What do I do if someone in my house is sick with COVID-19 or the flu?

First, we are sorry. Then follow the CDC guidelines for living with a person with COVID-19 and also caring for yourself if you get sick. Isolate the person in your house with a separate bathroom if possible. Disinfect after use. Everyone should wear masks and if you can get an N95 mask for when you are in direct contact with the sick person, that is the safest. Make sure it fits tightly, wear goggles or a face shield and change your clothes after being in the room. Learn how to take off gowns and protective gear.

Should I cancel my social groups?
As of 3/26 numbers were doubling every two to three days.
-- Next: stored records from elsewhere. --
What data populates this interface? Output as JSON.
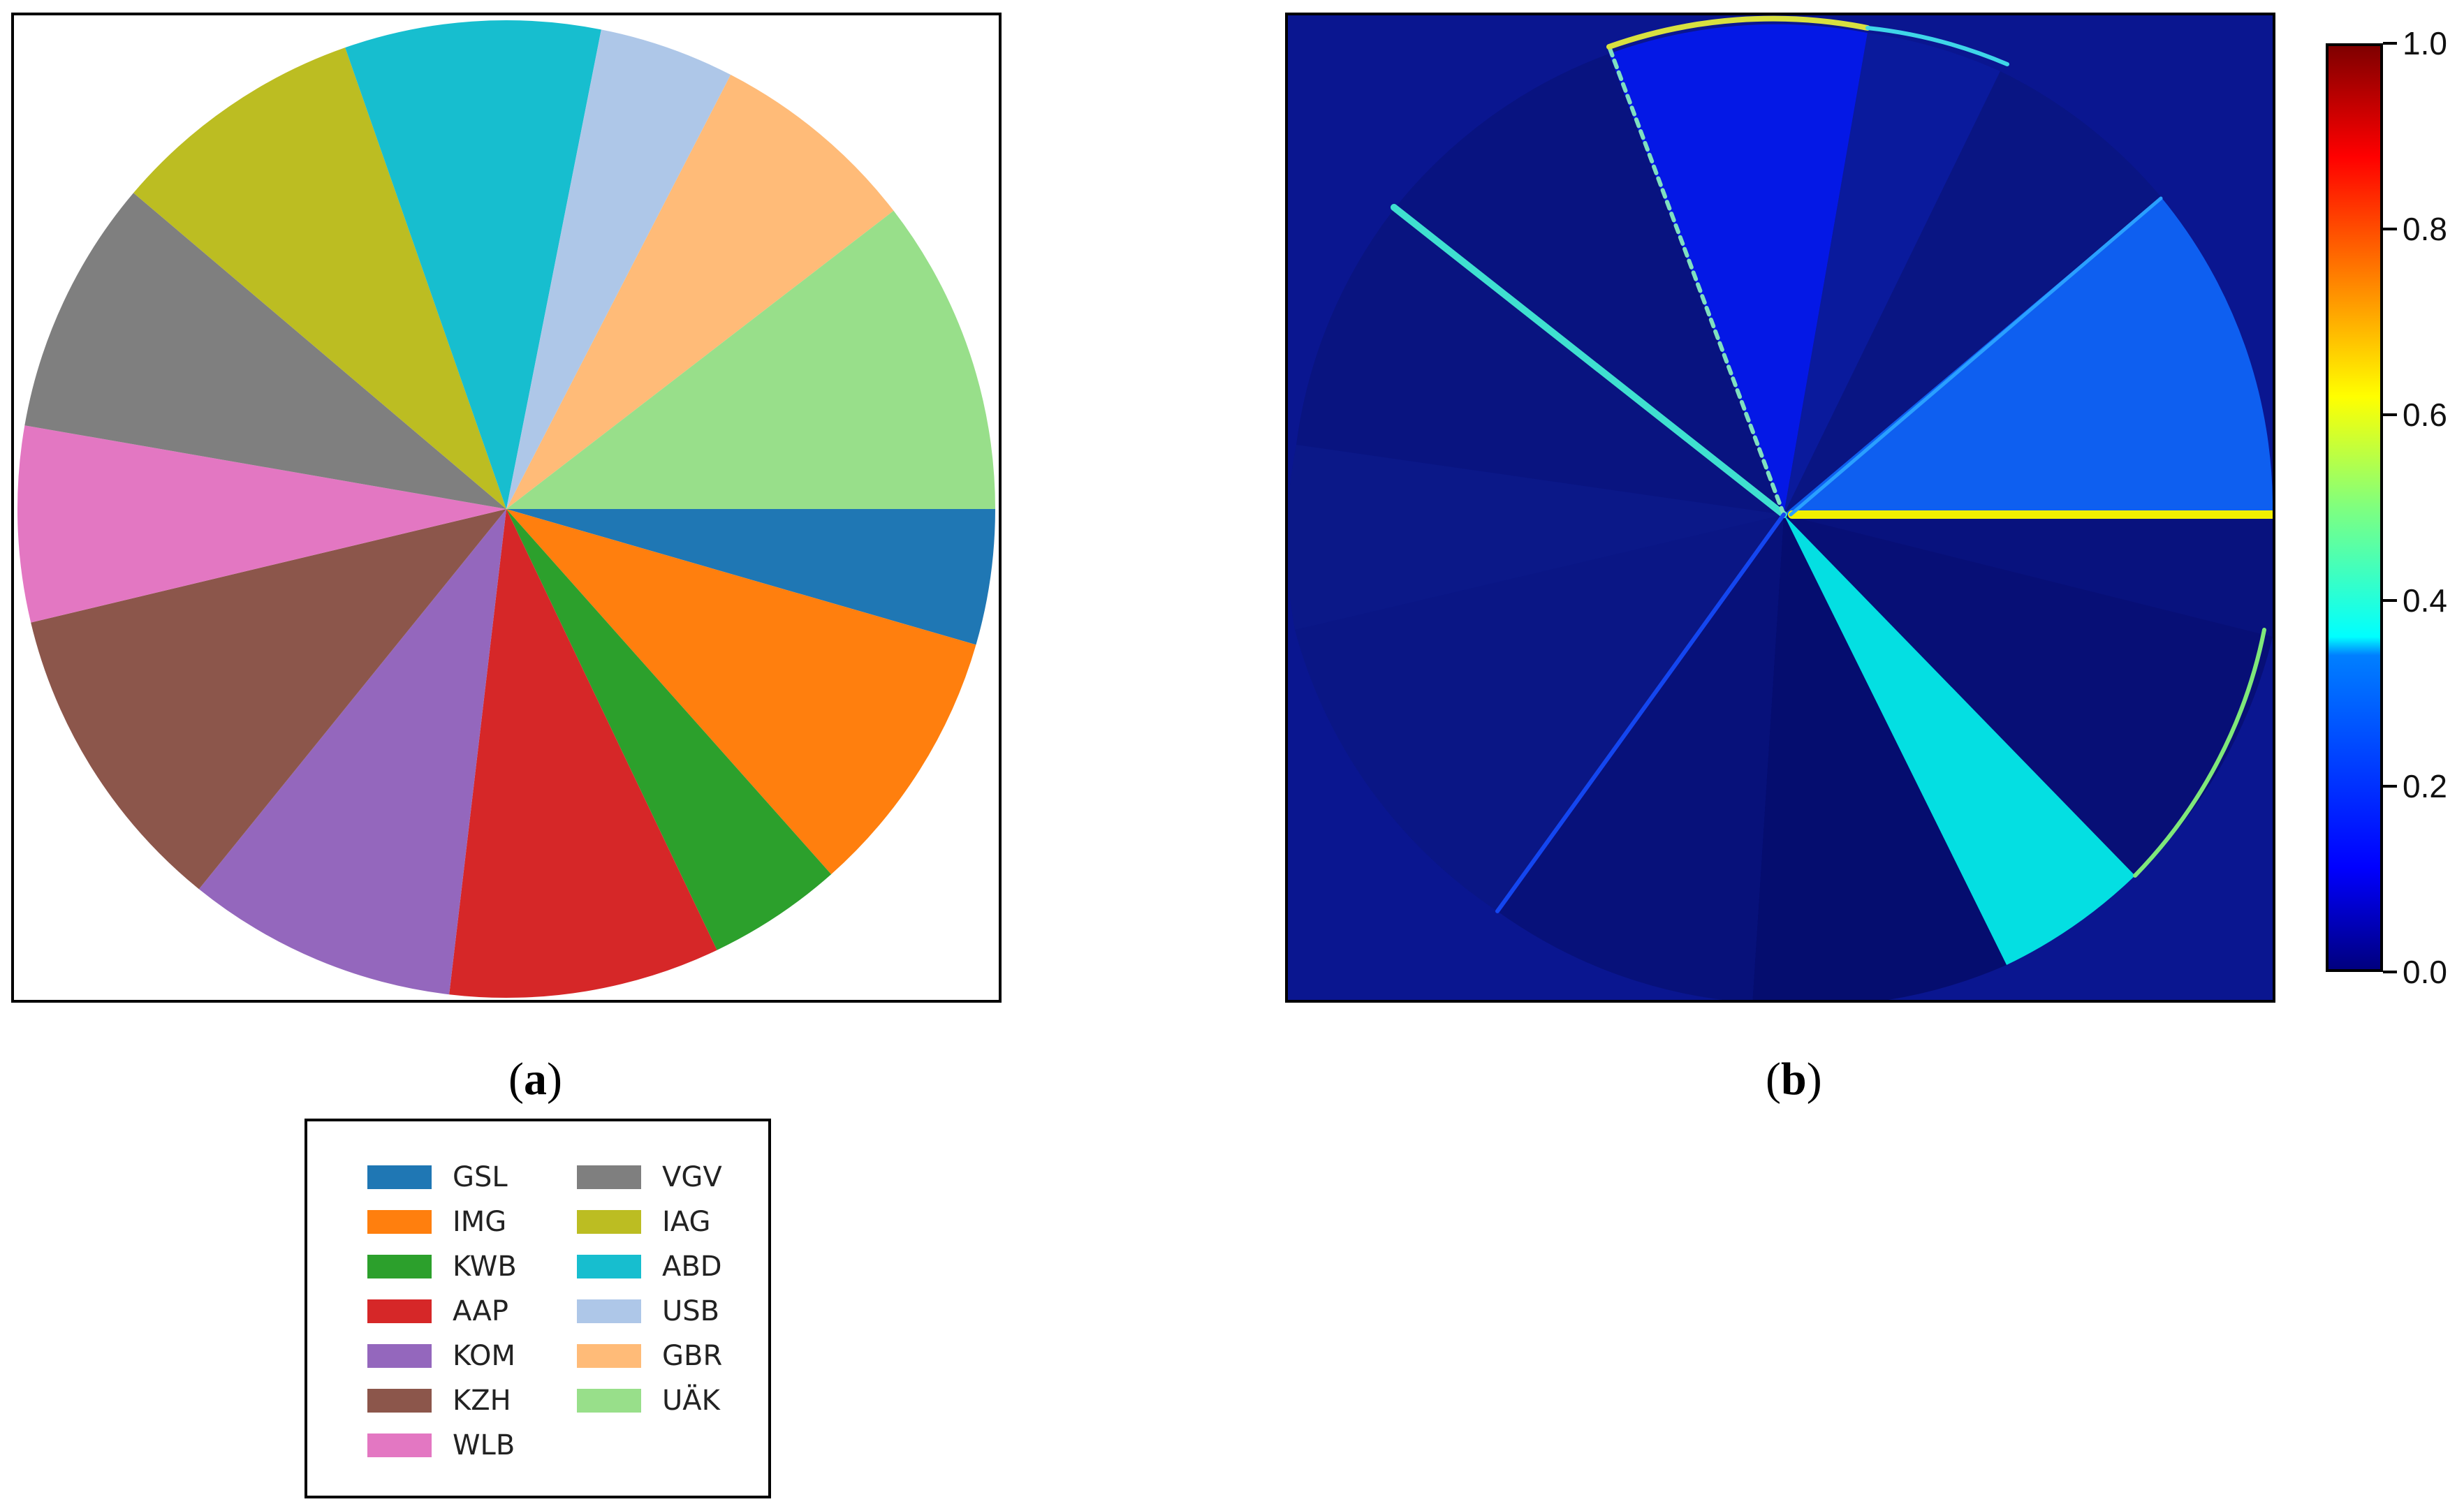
{
  "chart_data": [
    {
      "type": "pie",
      "panel": "a",
      "categories": [
        "GSL",
        "IMG",
        "KWB",
        "AAP",
        "KOM",
        "KZH",
        "WLB",
        "VGV",
        "IAG",
        "ABD",
        "USB",
        "GBR",
        "UÄK"
      ],
      "values": [
        4.5,
        9.0,
        4.5,
        9.0,
        9.0,
        10.5,
        6.5,
        8.5,
        8.5,
        8.5,
        4.5,
        7.0,
        10.5
      ],
      "colors": [
        "#1f77b4",
        "#ff7f0e",
        "#2ca02c",
        "#d62728",
        "#9467bd",
        "#8c564b",
        "#e377c2",
        "#7f7f7f",
        "#bcbd22",
        "#17becf",
        "#aec7e8",
        "#ffbb78",
        "#98df8a"
      ],
      "start_angle_deg": 0,
      "direction": "clockwise",
      "legend": {
        "placement": "below",
        "columns": 2,
        "entries": [
          "GSL",
          "IMG",
          "KWB",
          "AAP",
          "KOM",
          "KZH",
          "WLB",
          "VGV",
          "IAG",
          "ABD",
          "USB",
          "GBR",
          "UÄK"
        ]
      }
    },
    {
      "type": "heatmap",
      "panel": "b",
      "colormap": "jet",
      "colorbar": {
        "min": 0.0,
        "max": 1.0,
        "ticks": [
          "0.0",
          "0.2",
          "0.4",
          "0.6",
          "0.8",
          "1.0"
        ]
      }
    }
  ],
  "captions": {
    "a": {
      "open": "(",
      "letter": "a",
      "close": ")"
    },
    "b": {
      "open": "(",
      "letter": "b",
      "close": ")"
    }
  },
  "heatmap_fill": {
    "background": "#0a1690"
  }
}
Due to social distancing methods we have slowed our doubling rate down to 34 days (as of 6/15/20)!  The concern now comes with reopening. We still don’t have a treatment or a vaccination, so further spikes will happen if we do not continue to limit our contact with others. Along with exponential growth (doubling), another of the hardest concepts to get across to people is that of networks. Even if you do not leave your house, if your son goes over to his girlfriend’s house where her mother works as a counselor and sees 8 people a day, it does not take long before with those people’s contacts you have reached several hundred contacts in a few days. However, we need to balance our mental health needs. Two or more months alone is very hard on us humans who are wired to be social animals. Right now (June) the weather still permits us to be outside in the mornings or evenings. So meeting friends for a walk, or in the backyard, while wearing face coverings and staying at least 6 feet apart, is probably our best solution at the moment.